The artificial intelligence on our phones and computers doesn’t have a face. Talking to Siri, Cortana, Alexa, or most recently Google’s Assistant can be fun, but these disembodied virtual assistants are just voices, leaving us talking to our devices and looking bit weird. Researchers at the University of Leeds have been looking into an alternative to this, by taking a TV show character and making them into a virtual avatar capable of speaking new phrases and sentences, which could be the template for training natural, interactive AI avatars of the future.
That TV show character? Who else but Joey Tribbiani from Friends. Stepping beyond a simple computer generated character, the trick here is the reborn Joey will speak in the same manner as the original. The virtual Joey is trained by using original Joey’s phrases, speech patterns, face movements, and intonation; resulting in a new Joey ready to say whatever the AI driving him wants him to, while still sounding and looking like Joey. At least, that’s the potential, but as you can see from the demo video it’s a work in progress.
It’s very complex work. To train virtual Joey, all the above aspects of his character must be mapped, and new short sentences created for him to speak. The computer system must then match synthesized Joey-speak to the movement of his mouth, blend the two together, and place the virtual Joey-mouth onto his face, and at the same time use face tracking to align movement and expression.
Training for the future
The result is Joey telling someone off-screen, in a bathroom, that he likes pizza and cheese. It’s something that never happened in the show, and didn’t require a reshoot with actor Matt le Blanc. Additionally, just to make it all even more challenging, because he isn’t standing in front of the team reciting lines, Joey’s speech must be taken from the catalog of Friends shows, and all the background noise must be removed first.

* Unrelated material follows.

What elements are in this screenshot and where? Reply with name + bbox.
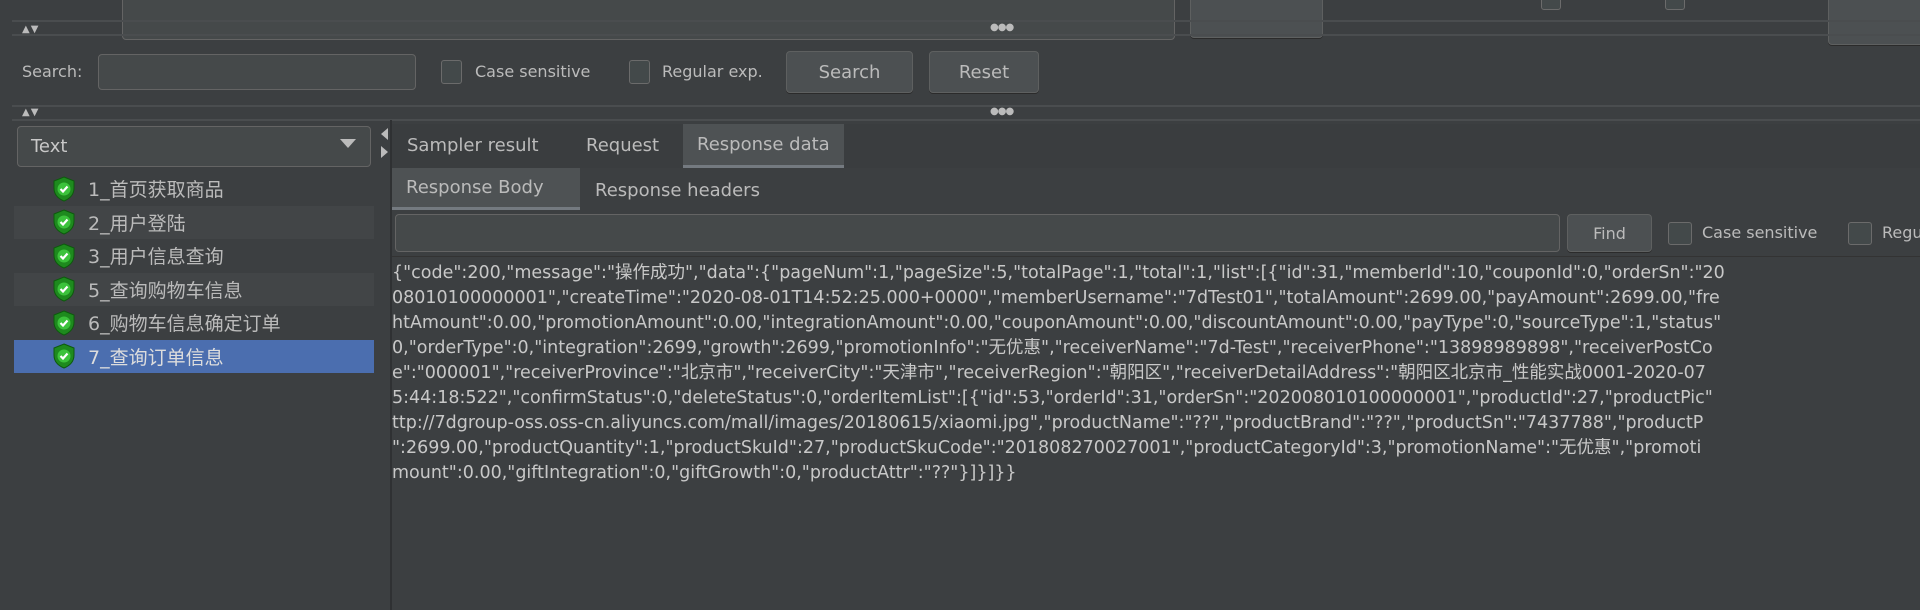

The render isn’t perfect, but the team that created it is working to improve it. More excitingly, the method can be used to “virtually immortalize” any character, and interact with us, or with other avatars. Once perfected, uses could go beyond giving Siri and Cortana a celeb’s speech, face and body, and into creating new content using these avatars. Whether that’s an episode of Friends without any of the actual actors appearing in it, virtual representations of a long-since-departed individuals relaying messages seemingly from the after-life, or ultimately training artificially intelligent systems to move, emote, and sound just like us.